A cynical perspective on leadership suggests that leaders find out which way the parade is heading and scramble to the front of it, or that leaders take people where they really want to go anyway. Some have proposed, judgmentally or paternalistically, that leaders take people not to where they want to go but, rather, to where they really need to be. Perhaps it is more accurate to suggest that great leaders satisfy people’s deep needs rather than their surface wants, even if they may not immediately realize their needs.
The ability of leaders to understand their potential followers’ needs has been associated with great religious, military, political and, yes, even business leaders. Sometimes this has resulted in great good and sometimes in great evil. Sadly, not all effective leaders who tap into their followers needs and motivate them to action do so with good purpose in mind. Genocides, persecutions, and the unrelenting pursuit of corporate greed through fraud, misrepresentation, or even callous indifference of the impact of their actions on others have left their scars.
However, the good leader never ignores how his or her followers feel about their leadership. They know that short-term pain must be followed by long-term gain, that efforts must lead to rewards, that sacrifices will be made but not forever. And they nurture their followers through these tough times. They draw on wellsprings of optimism when things are not going well, without losing their grip on reality.
Leadership is also hard work, especially when times are tough, when things are not working they way they were planned and people are beginning to question the credibility of leadership. Often the only thing that leaders have to draw on at those times is their own self-confidence, their sense that they are doing the right things for their people. The borderline between self-confidence and arrogance, between steadfastness and hubris may be very narrow and the leader treads it all the time. If they are to cope with the stresses and strains of leadership, it is essential that they feel good about what they are doing to make it worth the effort.
The “Good” leader
There will always be debates about what constitutes good or great leadership in a business context, and each generation will yield its crop of candidates. Creation of shareholder value will always be high among the criteria considered, as indeed it should be. But as societal values embrace broader concerns, as we judge not only what these leaders appear to have achieved but also how they have done it, as we assess leaders not just in terms of their achievements but on their contributions to the societies within which they operate, I suspect that the emphasis will shift toward the goodness of leadership as described in this article as a necessary condition for leadership greatness.
There is an argument to be made that, given a long enough time frame, “Goodness” as I mean it and “Greatness” as suggested by Jim Collins converge into one and the same thing. That may turn out to be the case but there is too much press given to leaders who have yet to achieve either. Perhaps it is we – the public, who look to our business leaders to drive the prosperity of this and future generations – who need to be more restrained in granting this ultimate accolade and granting someone the title a “good leader.”
i Collins, J. C. (2001). Good to great : why some companies make the leap – and others don’t. New York, NY, HarperBusiness.
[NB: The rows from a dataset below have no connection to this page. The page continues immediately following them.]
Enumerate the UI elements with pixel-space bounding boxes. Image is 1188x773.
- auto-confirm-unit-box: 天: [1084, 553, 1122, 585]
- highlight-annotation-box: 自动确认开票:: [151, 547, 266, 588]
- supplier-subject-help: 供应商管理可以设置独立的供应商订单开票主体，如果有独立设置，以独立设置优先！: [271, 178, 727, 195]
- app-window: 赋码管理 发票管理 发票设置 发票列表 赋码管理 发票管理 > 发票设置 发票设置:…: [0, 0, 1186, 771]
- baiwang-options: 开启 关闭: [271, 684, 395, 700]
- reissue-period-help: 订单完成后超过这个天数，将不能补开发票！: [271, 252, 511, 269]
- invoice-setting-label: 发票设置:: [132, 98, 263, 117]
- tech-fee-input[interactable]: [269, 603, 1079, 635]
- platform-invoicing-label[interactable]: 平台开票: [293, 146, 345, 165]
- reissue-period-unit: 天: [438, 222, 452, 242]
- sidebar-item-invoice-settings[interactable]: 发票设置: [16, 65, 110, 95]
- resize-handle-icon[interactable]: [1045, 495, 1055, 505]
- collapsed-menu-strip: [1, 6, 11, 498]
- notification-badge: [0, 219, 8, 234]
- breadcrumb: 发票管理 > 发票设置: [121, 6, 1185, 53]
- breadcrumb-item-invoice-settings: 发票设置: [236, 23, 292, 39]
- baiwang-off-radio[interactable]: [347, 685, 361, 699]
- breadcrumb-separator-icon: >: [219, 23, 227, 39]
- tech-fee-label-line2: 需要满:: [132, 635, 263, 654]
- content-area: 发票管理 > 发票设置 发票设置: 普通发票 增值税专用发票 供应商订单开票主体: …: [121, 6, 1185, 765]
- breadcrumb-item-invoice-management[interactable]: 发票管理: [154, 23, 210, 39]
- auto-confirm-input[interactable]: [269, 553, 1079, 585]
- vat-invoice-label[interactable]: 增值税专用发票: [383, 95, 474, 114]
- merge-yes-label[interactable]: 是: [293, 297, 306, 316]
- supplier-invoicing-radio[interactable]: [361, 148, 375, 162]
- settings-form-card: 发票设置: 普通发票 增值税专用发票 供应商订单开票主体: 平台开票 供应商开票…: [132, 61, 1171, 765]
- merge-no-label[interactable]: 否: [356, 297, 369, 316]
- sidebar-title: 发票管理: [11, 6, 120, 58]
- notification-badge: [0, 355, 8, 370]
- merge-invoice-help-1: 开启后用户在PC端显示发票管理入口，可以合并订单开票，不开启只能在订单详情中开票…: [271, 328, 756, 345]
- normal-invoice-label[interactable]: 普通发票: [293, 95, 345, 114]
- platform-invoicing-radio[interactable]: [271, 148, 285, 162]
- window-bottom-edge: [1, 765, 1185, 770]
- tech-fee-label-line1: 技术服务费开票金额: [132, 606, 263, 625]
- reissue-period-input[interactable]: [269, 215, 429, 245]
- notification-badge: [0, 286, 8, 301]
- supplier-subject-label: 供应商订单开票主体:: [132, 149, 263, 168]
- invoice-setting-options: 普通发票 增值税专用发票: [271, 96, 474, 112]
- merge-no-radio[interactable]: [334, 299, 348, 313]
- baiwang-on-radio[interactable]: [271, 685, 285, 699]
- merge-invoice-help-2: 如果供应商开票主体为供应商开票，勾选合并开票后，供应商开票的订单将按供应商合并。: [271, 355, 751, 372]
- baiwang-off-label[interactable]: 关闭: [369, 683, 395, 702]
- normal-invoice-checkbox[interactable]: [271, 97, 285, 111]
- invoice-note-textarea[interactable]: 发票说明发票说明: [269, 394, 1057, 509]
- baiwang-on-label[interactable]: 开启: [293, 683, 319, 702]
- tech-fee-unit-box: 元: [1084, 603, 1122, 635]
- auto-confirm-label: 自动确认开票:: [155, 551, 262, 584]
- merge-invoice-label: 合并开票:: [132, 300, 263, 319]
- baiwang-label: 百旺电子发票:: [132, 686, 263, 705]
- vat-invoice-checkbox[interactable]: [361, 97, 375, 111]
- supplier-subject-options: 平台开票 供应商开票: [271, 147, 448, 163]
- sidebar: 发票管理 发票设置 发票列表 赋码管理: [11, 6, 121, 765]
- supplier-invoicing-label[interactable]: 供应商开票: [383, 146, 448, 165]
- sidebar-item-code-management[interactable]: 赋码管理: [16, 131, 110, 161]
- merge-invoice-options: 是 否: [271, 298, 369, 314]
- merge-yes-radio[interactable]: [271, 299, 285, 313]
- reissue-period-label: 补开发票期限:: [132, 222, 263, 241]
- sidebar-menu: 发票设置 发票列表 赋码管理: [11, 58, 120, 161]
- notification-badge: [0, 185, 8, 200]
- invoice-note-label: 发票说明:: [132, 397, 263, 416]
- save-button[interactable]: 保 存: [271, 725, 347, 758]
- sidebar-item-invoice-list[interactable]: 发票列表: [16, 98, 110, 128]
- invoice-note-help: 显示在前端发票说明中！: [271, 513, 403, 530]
ii Gandz, J. (2005). “The Leadership Role.” Ivey Business Journal 66(1): 5.
iii Bird, F. B. and J. Gandz (1991). Good management : business ethics in action. Scarborough, Ont., Prentice-Hall Canada.
iv Etzioni, A. (1961). A comparative analysis of complex organizations; on power, involvement, and their correlates. [New York], Free Press of Glencoe.
v Collins, J. (2001). “Level 5 leadership: The triumph of humility and fierce resolve.” Harvard Business Review 79(1): 66-76.